Think & Built Bigger Faster Better

Assume you’re scrolling through your phone’s images and come upon an image you don’t recognize at first. On the couch, it appears to be something fluffy; might it be a cushion or a coat? It clicks after a few seconds — of course! Mocha, that fluffy ball is your friend’s cat. While some of your photographs were easy to understand, why was one cat photo so difficult?

Despite the critical importance of understanding visual data in critical areas ranging from health care to transportation to household devices, MIT Computer Science and Artificial Intelligence Laboratory (CSAIL) researchers discovered that the notion of an image’s recognition difficulty for humans has been almost entirely ignored. Datasets have been a primary driver of success in deep learning-based AI, but we know little about how data drives progress in large-scale deep learning beyond the fact that bigger is better.

Humans beat object identification algorithms in real-world applications that require comprehending visual input, despite the fact that models perform well on existing datasets, particularly those expressly meant to test machines with debiased images or distribution changes.  This issue persists in part because we lack information on the absolute difficulty of an image or dataset. It is difficult to objectively assess progress toward human-level performance, cover the spectrum of human abilities, and raise the challenge offered by a dataset without controlling for the difficulty of images used for evaluation.

David Mayo, an MIT PhD student in electrical engineering and computer science and a CSAIL affiliate, dug into the deep world of image databases to bridge this knowledge gap, investigating why certain photos are more difficult for people and robots to recognize than others. “Some images take longer to recognize inherently, and it’s critical to understand the brain’s activity during this process and how it relates to machine learning models.”  Perhaps our present models are missing complicated brain networks or unique mechanisms that become obvious only when tested with difficult visual inputs. “This research is critical for understanding and improving machine vision models,” says Mayo, lead author of a recent paper on the study.

This resulted in the creation of a new metric, the “minimum viewing time” (MVT), which assesses the difficulty of recognizing an image based on how long it takes a person to examine it before correctly identifying it.  The team showed images to participants for varying durations ranging from 17 milliseconds to 10 seconds, and asked them to choose the correct object from a set of 50 options, using a subset of ImageNet, a popular dataset in machine learning, and ObjectNet, a dataset designed to test object recognition robustness. The team discovered that previous test sets, like ObjectNet, appeared to be slanted toward easier, shorter MVT images, with the great majority of benchmark performance deriving from images that are easy for humans.

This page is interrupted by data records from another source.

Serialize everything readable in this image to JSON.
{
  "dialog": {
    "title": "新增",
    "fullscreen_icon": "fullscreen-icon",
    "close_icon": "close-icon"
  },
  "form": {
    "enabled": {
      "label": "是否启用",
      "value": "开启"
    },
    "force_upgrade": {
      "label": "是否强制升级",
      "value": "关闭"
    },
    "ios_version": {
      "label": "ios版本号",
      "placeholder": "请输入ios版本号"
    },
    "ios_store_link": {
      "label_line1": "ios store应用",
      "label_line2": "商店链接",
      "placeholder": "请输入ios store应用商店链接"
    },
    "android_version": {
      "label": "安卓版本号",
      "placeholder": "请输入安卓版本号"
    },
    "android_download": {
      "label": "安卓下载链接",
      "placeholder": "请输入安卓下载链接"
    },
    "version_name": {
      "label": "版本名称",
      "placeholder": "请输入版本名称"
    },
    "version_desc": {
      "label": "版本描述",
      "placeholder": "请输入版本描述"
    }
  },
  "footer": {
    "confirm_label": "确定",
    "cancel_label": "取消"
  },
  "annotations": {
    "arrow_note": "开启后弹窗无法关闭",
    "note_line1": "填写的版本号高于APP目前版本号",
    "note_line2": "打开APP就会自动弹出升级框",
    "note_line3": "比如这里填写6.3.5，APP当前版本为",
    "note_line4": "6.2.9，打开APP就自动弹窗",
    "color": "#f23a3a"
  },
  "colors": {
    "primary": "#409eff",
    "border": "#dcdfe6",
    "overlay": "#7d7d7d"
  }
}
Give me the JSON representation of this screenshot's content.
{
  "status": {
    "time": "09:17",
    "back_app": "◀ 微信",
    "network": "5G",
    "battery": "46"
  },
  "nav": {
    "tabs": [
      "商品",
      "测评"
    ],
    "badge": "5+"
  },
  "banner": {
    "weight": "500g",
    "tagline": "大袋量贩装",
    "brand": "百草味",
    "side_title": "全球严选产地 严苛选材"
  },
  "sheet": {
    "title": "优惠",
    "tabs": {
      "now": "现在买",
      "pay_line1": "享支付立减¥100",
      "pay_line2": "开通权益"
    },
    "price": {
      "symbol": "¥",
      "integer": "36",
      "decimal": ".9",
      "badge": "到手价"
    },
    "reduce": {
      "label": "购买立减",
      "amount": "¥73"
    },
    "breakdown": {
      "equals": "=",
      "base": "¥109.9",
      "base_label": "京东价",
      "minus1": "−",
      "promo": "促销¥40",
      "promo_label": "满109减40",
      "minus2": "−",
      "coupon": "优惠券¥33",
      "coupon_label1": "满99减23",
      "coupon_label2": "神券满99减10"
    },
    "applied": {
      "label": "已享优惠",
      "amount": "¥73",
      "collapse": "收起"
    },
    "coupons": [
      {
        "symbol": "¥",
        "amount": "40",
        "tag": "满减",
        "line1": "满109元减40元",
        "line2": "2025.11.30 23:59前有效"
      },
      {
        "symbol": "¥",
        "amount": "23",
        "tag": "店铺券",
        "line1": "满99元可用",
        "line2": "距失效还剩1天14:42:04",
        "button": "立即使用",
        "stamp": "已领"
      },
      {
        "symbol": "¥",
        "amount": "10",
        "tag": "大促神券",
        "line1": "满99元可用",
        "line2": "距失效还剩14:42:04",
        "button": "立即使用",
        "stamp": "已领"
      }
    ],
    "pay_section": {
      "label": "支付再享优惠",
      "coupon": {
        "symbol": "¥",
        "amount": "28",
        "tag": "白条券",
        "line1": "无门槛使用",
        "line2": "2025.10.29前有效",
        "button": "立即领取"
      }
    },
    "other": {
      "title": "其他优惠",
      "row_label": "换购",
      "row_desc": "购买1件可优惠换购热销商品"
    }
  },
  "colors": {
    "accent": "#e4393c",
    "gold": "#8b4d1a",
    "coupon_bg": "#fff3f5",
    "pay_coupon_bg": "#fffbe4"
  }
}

The experiment discovered intriguing tendencies in model performance, notably in terms of scalability. Larger models improved significantly on basic images but made less progress on more difficult images.  The CLIP models, which combine language and visual, stood noteworthy as they advanced toward more human-like recognition.

“Traditionally, object recognition datasets have been skewed toward less-complex images, resulting in an inflation of model performance metrics that are not truly reflective of a model’s robustness or ability to tackle complex visual tasks.” “Our research shows that harder images pose a more acute challenge, resulting in a distribution shift that is frequently overlooked in standard evaluations,” Mayo adds. “We released image sets labeled by difficulty, as well as tools to compute MVT automatically, allowing MVT to be added to existing benchmarks and extended to a variety of applications.”  Measurement of test set difficulty prior to deploying real-world systems, discovery of neural correlates of image difficulty, and advancement of object recognition techniques to close the gap between benchmark and real-world performance are among these.”

“One of the most important takeaways for me is that we now have another dimension to evaluate models on.” We want models that can recognize any image, even if it is difficult for a human to recognize it. We are the first to quantify the implications of this.  “Our findings show that not only is this not the case with today’s state of the art, but that our current evaluation methods are unable to tell us when it is because standard datasets are so skewed toward easy images,” says Jesse Cummings, an MIT graduate student in electrical engineering and computer science and co-first author on the paper with Mayo.